Index(['id', 'documento', 'mes_pagamento', 'IDADE', 'VAR_4', 'VAR_5', 'VAR_7',
       'VAR_8', 'VAR_9', 'VAR_11', 'VAR_12', 'VAR_15', 'VAR_17', 'VAR_21',
       'VAR_22', 'VAR_23', 'VAR_32', 'VAR_33', 'VAR_35', 'VAR_40', 'VAR_138',
       'VAR_139', 'VAR_142', 'VAR_143', 'VAR_146', 'VAR_147', 'VAR_149',
       'VAR_150', 'VAR_151', 'VAR_157', 'VAR_158', 'VAR_159', 'VAR_160',
       'VAR_170', 'VAR_173', 'VAR_174', 'VAR_176', 'VAR_178', 'VAR_179',
       'VAR_180', 'VAR_188', 'VAR_210', 'VAR_222', 'VAR_232', 'VAR_253',
       'VAR_254', 'VAR_264', 'VAR_265', 'VAR_267', 'VAR_268', 'VAR_269',
       'VAR_305', 'VAR_309', 'VAR_310', 'VAR_313', 'dias_atraso',
       'saldo_vencido', 'pagamento', 'segmento_veiculo', 'VAR_2', 'VAR_42',
       'VAR_44', 'VAR_45', 'VAR_46', 'VAR_47', 'VAR_48', 'VAR_50', 'VAR_51',
       'VAR_52', 'VAR_53', 'VAR_55', 'VAR_56', 'VAR_57', 'VAR_113', 'VAR_256'],
      dtype='object')

In [3]:
X_treino = dados_treino_pp.drop(columns=['saldo_vencido', 'pagamento'])
y_treino = dados_treino_pp['pagamento']

X_val = dados_val_pp.drop(columns=['saldo_vencido', 'pagamento', 'id', 'documento', 'mes_pagamento'])
y_val = dados_val_pp['pagamento']

In [7]:
X_treino.shape, X_val.shape

((109840, 70), (27460, 70))

# Criação do experimento

In [None]:
# Cria um experimento no MLflow e as diferentes runs serão associadas a esse experimento: executado somente uma vez

# experiment = mlflow.create_experiment(name = 'Modelos',
#                                      artifact_location = 'Artf_Modelos',
#                                      tags = {'Environment': 'Development', 'Version': '1.0.0'})

In [None]:
# experiment

'401791776067865015'

In [4]:
experiment = mlflow.set_experiment(experiment_id = '401791776067865015')
experiment.experiment_id

'401791776067865015'

# Modelos

## Sem otimização de hiperparâmetros

In [6]:
if __name__ == '__main__':
    
    with mlflow.start_run(run_name = 'RF_1', experiment_id = experiment.experiment_id) as run: 
        
        # Cria o modelo
        rf = RandomForestRegressor()
        
        # Treina o modelo
        rf.fit(X_treino, y_treino)

        mlflow.log_params(rf.get_params())
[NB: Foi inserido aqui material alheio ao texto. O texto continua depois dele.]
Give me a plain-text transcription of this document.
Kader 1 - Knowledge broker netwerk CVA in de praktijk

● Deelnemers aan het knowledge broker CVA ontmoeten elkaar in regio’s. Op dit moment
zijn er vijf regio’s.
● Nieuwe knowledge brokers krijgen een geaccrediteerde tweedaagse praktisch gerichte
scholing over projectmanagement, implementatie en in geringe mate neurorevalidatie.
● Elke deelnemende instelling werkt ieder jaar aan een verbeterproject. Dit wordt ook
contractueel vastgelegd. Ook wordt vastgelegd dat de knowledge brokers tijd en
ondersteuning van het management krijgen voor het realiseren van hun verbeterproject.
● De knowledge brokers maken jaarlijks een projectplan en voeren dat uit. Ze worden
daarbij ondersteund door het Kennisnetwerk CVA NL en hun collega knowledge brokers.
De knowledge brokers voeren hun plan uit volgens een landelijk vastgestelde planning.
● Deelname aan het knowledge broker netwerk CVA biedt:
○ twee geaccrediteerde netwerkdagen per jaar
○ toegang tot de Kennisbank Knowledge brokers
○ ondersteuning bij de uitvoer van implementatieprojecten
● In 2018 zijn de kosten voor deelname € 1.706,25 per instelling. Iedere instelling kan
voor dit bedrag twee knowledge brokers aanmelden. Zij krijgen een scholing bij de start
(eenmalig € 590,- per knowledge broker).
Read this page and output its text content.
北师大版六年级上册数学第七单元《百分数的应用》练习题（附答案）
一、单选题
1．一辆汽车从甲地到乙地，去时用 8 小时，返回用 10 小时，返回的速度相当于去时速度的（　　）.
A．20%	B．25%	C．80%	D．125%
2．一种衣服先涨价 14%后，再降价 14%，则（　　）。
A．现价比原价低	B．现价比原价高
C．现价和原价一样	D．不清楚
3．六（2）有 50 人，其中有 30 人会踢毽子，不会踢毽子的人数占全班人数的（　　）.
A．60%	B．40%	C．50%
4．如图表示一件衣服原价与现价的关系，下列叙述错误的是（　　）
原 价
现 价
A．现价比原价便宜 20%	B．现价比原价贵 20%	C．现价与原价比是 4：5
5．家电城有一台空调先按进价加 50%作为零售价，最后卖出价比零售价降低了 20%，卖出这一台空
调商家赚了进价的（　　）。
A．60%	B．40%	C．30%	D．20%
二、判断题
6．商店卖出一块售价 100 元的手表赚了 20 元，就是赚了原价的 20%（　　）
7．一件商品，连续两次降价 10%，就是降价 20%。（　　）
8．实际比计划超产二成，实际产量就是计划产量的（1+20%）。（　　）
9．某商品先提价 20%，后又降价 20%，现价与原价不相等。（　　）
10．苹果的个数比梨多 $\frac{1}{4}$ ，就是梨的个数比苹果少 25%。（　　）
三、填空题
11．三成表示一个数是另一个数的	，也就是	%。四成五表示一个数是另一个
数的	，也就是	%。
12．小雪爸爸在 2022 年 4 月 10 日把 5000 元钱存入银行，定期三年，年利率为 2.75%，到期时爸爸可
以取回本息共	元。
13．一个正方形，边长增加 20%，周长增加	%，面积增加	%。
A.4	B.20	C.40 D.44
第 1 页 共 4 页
        # Log das métricas na base de TREINO
        mlflow.log_metric('MSE_Treino', mean_squared_error(y_treino, rf.predict(X_treino)))
        mlflow.log_metric('RMSE_Treino', root_mean_squared_error(y_treino, rf.predict(X_treino)))
        mlflow.log_metric('MAE_Treino', mean_absolute_error(y_treino, rf.predict(X_treino)))
        mlflow.log_metric('R2_Treino', r2_score(y_treino, rf.predict(X_treino)))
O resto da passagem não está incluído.